Già nei giorni precedenti secondo il Ministero della Sanità egiziano c'è stato un gravoso bilancio di sette morti e seicento feriti in scontri fra l'opposizione e le forze dell'ordine ed i contro manifestanti in varie città. Sedi dei Fratelli Musulmani sono state messe a fuoco, e cinque dei manifestanti uccisi erano militanti del movimento.
Quest'oggi sin dalla notte in piazza Tahrir a Il Cairo migliaia di manifestanti hanno già occupato la posizione per una giornata di grande importanza ed alta tensione, convocata in tutto il paese.
Il movimento portavoce del malcontento popolare è Tamarod, la cui traduzione italiana è “Ribelli”. Esso ha raccolto 22milioni di firme per chiedere le dimissioni del Presidente Morsi a nome della parte più giovane e laica dell'elettorato egiziano. Se il numero di firme si rivelasse preciso equivarrebbe a circa un quarto della popolazione, che potrebbe eventualmente scendere in piazza alla chiamata del movimento. Un numero per adesso maggiore degli elettori di Morsi nelle passate elezioni, circa 13.23 milioni.
Il portavoce di Tamarod, Mahmoud Badr, ha dichiarato: «E' finita. Il popolo ha fatto cadere il regime. Abbiamo 22 milioni di firme. Chiediamo loro di riunirsi in tutte le piazze del paese domani.»
Le accuse mosse contro Morsi vertono sulla eccessiva islamizzazione del paese, culminata in una nuova Costituzione ponderata secondo i dettami dei Fratelli Musulmani. E' dunque imputato a Morsi il non mantenimento degli impegni di moderazione presi. I deputati del partito liberale si sono dimessi dal Consiglio della Shura, la camera alta del Parlamento.
Il Presidente ha risposto alle accuse dicendo che se gli impegni non sono stati mantenuti la colpa è da imputare a chi lavora contro il governo, dunque sia colpa dell'opposizione sia dei nemici esterni della nazione.
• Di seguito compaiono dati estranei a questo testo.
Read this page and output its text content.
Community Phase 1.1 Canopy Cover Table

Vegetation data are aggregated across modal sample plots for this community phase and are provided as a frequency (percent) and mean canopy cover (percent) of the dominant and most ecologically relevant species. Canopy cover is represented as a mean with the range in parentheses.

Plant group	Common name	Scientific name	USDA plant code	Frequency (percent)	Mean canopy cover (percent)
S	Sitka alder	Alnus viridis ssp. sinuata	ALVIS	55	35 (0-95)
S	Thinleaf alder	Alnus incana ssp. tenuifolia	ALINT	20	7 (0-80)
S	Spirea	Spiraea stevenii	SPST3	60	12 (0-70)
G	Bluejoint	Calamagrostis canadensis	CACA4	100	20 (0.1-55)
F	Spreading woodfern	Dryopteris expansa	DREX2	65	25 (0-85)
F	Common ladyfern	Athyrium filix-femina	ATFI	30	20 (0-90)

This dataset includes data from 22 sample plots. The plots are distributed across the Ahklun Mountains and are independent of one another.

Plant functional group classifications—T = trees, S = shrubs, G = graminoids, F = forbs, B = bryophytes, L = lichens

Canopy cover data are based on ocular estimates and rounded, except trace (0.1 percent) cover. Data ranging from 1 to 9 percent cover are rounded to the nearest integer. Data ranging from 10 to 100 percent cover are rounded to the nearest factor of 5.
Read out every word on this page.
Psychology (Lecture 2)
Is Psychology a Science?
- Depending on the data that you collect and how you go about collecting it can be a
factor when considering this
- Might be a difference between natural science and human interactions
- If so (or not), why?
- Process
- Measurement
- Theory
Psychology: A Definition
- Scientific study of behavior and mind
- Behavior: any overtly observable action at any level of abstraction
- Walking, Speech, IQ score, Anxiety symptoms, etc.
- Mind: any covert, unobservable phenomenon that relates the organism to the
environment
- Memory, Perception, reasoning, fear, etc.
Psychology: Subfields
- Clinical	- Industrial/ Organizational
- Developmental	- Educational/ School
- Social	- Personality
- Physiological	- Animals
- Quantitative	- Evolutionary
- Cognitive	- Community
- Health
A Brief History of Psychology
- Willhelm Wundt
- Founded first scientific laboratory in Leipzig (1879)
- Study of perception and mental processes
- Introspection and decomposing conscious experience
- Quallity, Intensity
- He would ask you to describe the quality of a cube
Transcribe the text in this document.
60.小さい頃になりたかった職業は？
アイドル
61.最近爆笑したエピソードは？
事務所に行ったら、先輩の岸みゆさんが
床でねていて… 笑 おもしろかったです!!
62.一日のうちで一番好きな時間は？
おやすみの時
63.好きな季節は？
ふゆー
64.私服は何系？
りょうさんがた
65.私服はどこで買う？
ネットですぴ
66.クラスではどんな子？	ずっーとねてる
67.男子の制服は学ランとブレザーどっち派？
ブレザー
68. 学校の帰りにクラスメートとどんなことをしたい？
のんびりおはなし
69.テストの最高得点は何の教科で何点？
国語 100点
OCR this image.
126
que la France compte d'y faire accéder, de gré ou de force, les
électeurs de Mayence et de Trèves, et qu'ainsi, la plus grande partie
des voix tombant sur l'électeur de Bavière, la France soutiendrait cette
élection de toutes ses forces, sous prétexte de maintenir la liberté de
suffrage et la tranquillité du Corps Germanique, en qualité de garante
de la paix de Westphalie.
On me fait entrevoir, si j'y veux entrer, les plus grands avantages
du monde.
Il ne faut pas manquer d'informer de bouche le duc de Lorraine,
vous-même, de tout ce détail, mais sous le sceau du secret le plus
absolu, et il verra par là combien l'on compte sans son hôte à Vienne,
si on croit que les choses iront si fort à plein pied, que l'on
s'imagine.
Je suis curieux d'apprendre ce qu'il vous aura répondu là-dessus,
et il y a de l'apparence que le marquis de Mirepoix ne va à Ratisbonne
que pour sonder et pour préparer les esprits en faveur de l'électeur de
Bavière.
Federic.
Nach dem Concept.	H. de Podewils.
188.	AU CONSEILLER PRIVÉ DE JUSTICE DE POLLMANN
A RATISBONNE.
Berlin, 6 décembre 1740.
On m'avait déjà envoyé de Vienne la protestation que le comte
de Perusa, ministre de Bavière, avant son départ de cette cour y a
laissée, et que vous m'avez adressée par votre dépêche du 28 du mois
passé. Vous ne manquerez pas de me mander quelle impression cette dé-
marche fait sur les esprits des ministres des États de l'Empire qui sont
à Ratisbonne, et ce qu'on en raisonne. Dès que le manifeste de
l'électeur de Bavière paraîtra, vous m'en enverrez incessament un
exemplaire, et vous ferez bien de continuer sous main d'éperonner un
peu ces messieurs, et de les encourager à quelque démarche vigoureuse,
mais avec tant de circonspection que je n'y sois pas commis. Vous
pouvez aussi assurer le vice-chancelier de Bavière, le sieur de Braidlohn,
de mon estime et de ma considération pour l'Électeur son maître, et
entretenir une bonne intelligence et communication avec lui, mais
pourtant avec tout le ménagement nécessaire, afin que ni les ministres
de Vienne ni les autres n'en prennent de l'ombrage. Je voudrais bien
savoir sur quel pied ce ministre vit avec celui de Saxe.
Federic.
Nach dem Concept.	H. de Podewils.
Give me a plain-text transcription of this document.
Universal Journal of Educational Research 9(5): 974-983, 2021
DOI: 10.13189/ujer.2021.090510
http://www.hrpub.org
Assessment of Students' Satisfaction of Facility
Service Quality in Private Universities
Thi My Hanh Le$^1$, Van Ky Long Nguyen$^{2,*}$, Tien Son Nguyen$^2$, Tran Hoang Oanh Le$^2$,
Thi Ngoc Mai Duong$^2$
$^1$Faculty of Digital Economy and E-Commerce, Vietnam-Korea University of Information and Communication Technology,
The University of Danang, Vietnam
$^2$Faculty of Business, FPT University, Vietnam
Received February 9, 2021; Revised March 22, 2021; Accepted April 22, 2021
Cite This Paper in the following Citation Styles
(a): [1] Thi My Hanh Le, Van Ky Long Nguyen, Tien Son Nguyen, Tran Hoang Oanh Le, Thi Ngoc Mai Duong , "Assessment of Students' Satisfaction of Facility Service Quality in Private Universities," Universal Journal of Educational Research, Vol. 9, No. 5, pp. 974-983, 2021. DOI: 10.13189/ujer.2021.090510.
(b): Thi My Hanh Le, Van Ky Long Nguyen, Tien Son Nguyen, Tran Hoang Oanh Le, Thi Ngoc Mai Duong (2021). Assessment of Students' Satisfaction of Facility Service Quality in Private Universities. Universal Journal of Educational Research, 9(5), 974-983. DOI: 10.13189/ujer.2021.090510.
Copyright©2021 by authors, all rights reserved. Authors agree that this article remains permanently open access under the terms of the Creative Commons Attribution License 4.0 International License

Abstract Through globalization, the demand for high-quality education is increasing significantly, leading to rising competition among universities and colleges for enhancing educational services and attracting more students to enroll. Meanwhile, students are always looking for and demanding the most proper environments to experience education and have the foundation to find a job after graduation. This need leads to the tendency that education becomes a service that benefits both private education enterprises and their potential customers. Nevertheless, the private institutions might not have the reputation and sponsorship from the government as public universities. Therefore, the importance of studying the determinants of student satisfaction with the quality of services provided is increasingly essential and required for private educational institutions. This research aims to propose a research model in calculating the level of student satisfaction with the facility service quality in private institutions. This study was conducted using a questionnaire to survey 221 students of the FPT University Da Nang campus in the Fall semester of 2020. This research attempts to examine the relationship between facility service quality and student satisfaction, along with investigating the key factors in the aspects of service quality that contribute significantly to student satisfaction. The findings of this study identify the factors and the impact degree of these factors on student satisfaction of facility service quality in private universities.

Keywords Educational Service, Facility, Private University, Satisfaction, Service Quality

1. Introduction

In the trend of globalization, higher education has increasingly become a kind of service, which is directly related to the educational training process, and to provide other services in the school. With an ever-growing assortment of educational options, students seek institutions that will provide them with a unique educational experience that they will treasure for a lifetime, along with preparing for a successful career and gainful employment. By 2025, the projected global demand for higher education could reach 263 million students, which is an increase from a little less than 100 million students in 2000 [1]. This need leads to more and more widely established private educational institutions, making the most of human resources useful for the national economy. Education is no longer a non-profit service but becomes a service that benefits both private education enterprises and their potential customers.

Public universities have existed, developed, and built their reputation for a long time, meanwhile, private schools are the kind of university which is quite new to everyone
Ha escluso in modo deciso l'ipotesi di dimissioni, dichiarando a The Guardian: «Non c'è spazio di discussione su questo punto. Ci possono essere manifestazioni e le persone possono esprime la loro opinione ma il punto cruciale è l'applicazione della costituzione. Questo è il punto cruciale.».
Morsi ha definito gli esecutori delle violenze dei giorni scorsi come dei “teppisti corrotti”, armati dall'ancient regime.
I sostenitori del governo hanno liquidato come inutile la petizione, sottolineando il valore delle elezioni democratiche per la determinazione politica del paese. «Non sarà una seconda rivoluzione», ha detto Morsi alla stampa britannica.
La data non è casuale: un anno fa Morsi si insediava al governo dopo le prime elezioni libere e democratiche dell'Egitto dopo venti anni di regime. Ma per la giornata del 30 giugno il clima che si respira non è affatto di celebrazione, piuttosto di un grosso baratro per il paese.
Arabi ed occidentali stanno lasciando Il Cairo e l'Egitto, e gli Stati Uniti, di cui uno dei morti negli scontri era cittadino, monitorano con attenzione la situazione esplosiva.
L'americano morto era uno studente che stava fotografando ad Alessandria gli scontri in piazza Sidi Gabr. Così il governo americano ha provveduto ad evacuare i propri cittadini durante la settimana, ed autorizzato la presenza di un numero limitato di membri dello staff diplomatico.
Anche sei italiani di Genova impegnati in Ong umanitarie sono bloccati ad Alessandria, dove al momento risulta impossibile la loro uscita dal paese per problemi interni.
Gli imam della capitale hanno rivolto un appello alla popolazione per chiedere che non ci siano violenze.
Ma i Fratelli Musulmani e gli alleati islamici del Presidente scenderanno anch'essi in piazza per difendere i baluardi conquistati. Un preludio che in passato si è rivelato sanguinoso e nefasto.
Per avere una visuale a lungo raggio del futuro del governo Morsi bisognerà dunque attendere gli esiti di una ventiquattro ore di fuoco.